All multilevel models were fitted using the R package brms72, which is a high-level interface to Stan73. The models use the categorical response distribution and logit link function. Where possible, standard normal priors are used (that is, a normal distribution with a mean of 0 and a standard deviation of 1). The target distribution is explored using Hamiltonian Monte Carlo. The target acceptance rate is set to 99% to avoid divergent transitions after warmup. To avoid exceeding the maximum tree depth, we set the hyperparameter to 12. For reproducibility, all models use the same seed. To speed up sampling, we used cmdstan as a backend. All models use eight chains, and we collected 4,000 posterior samples. The models reported in the paper were defined as follows:

  • Corpus model: emotion ~ 1 + RC1 + RC2 + RC3 + RC4 + RC5 + RC6 + RC7 + (1 + RC1 + RC2 + RC3 + RC4 + RC5 + RC6 + RC7  corpus)

  • Null model: emotion ~ 1 + (1  corpus)

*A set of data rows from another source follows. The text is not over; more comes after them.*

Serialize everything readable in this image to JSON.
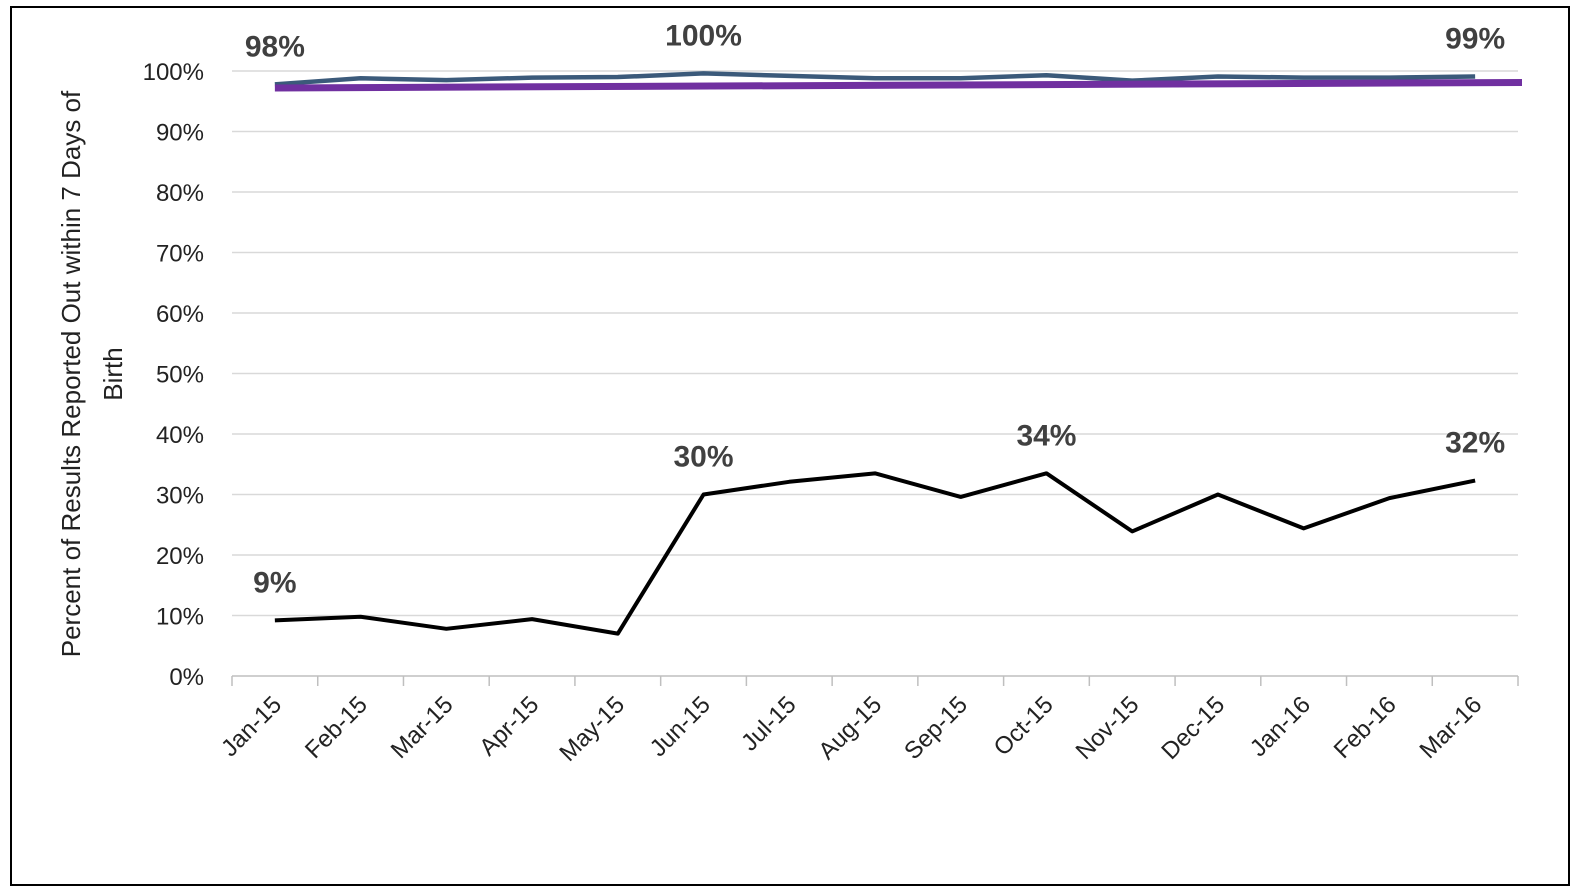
{
  "chart_data": {
    "type": "line",
    "title": "",
    "xlabel": "",
    "ylabel_lines": [
      "Percent of Results Reported Out within 7 Days of",
      "Birth"
    ],
    "categories": [
      "Jan-15",
      "Feb-15",
      "Mar-15",
      "Apr-15",
      "May-15",
      "Jun-15",
      "Jul-15",
      "Aug-15",
      "Sep-15",
      "Oct-15",
      "Nov-15",
      "Dec-15",
      "Jan-16",
      "Feb-16",
      "Mar-16"
    ],
    "ylim": [
      0,
      100
    ],
    "yticks": [
      0,
      10,
      20,
      30,
      40,
      50,
      60,
      70,
      80,
      90,
      100
    ],
    "ytick_labels": [
      "0%",
      "10%",
      "20%",
      "30%",
      "40%",
      "50%",
      "60%",
      "70%",
      "80%",
      "90%",
      "100%"
    ],
    "grid": true,
    "legend": "none",
    "series": [
      {
        "color": "#3B5A7A",
        "values": [
          97.8,
          98.8,
          98.5,
          98.9,
          99.0,
          99.6,
          99.2,
          98.8,
          98.8,
          99.3,
          98.4,
          99.1,
          98.9,
          98.9,
          99.1
        ],
        "labels": [
          {
            "index": 0,
            "text": "98%"
          },
          {
            "index": 5,
            "text": "100%"
          },
          {
            "index": 14,
            "text": "99%"
          }
        ]
      },
      {
        "color": "#7030A0",
        "trendline": true,
        "values_start": 97.2,
        "values_end": 98.1
      },
      {
        "color": "#000000",
        "values": [
          9.2,
          9.8,
          7.8,
          9.4,
          7.0,
          30.0,
          32.1,
          33.5,
          29.6,
          33.5,
          23.9,
          30.0,
          24.4,
          29.4,
          32.3
        ],
        "labels": [
          {
            "index": 0,
            "text": "9%"
          },
          {
            "index": 5,
            "text": "30%"
          },
          {
            "index": 9,
            "text": "34%"
          },
          {
            "index": 14,
            "text": "32%"
          }
        ]
      }
    ]
  }
}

  • Base model: emotion ~ 1 + RC1 + RC2 + RC3 + RC4 + RC5 + RC6 + RC7 + (1  corpus)

  • Country model: emotion ~ 1 + RC1 + RC2 + RC3 + RC4 + RC5 + RC6 + RC7 + (1 + RC1 + RC2 + RC3 + RC4 + RC5 + RC6 + RC7  country) + (1  corpus)

  • Language model: emotion ~ 1 + RC1 + RC2 + RC3 + RC4 + RC5 + RC6 + RC7 + (1 + RC1 + RC2 + RC3 + RC4 + RC5 + RC6 + RC7  language) + (1  corpus)

  • Culture model: emotion ~ 1 + RC1 + RC2 + RC3 + RC4 + RC5 + RC6 + RC7 + (1 + RC1 + RC2 + RC3 + RC4 + RC5 + RC6 + RC7  country:language) + (1  corpus)

  • Big model: emotion ~ 1 + RC1 + RC2 + RC3 + RC4 + RC5 + RC6 + RC7 + (1 + RC1 + RC2 + RC3 + RC4 + RC5 + RC6 + RC7  sex + country:language + speaker) + (1  corpus)


All SVM analyses reported in this paper were performed in Python and used the implementation from scikit-learn74. Following an INTERSPEECH challenge convention75, all SVMs use a linear kernel with the following complexities: 1 × 10−5, 1 × 10−4, 1 × 10−3, 1 × 10−2, 1 × 10−1 and 1.

Heterogeneity index

To compute the I2 metric, we treated the model estimates for all corpora for the same emotion and acoustic factor as separate studies. First, we computed Conchran’s Q statistic, which is defined as:

$$Q=\sum {w}_{i}{({y}_{i}-\bar{\mu })}^{2}$$

where i is the index of the current corpus, wi is the inverse variance of estimates of the current corpus, yi is the mean estimate of the global mapping on top of the mapping of the current corpus and \(\bar{\mu }\) is the weighted average over all corpora, defined as:

$$\frac{\sum {w}_{i}{\hat{y}}_{i}}{\sum {w}_{i}}$$

where \({\hat{y}}_{i}\) is the average estimate for the corpus alone.

Higgins and Thompson’s I2 is the percentage of variability in the effect sizes that is not caused by sampling error and is computed by:

$$\max \left(0,\frac{(Q/k-1)-1}{Q/k-1}\right)$$

where k is the number of corpora included in the analysis.

Generalization analysis

To obtain the contributions of different levels of analysis to the prediction of the model, we first obtained the model prediction. For the predicted emotion, we summed all absolute values that go into the prediction for the emotion and divided each of the absolute values by this sum. This returns a contribution of single model parameters to the model prediction, which are each uniquely associated with one level of the analysis.

Reporting summary

Further information on research design is available in the Nature Portfolio Reporting Summary linked to this article.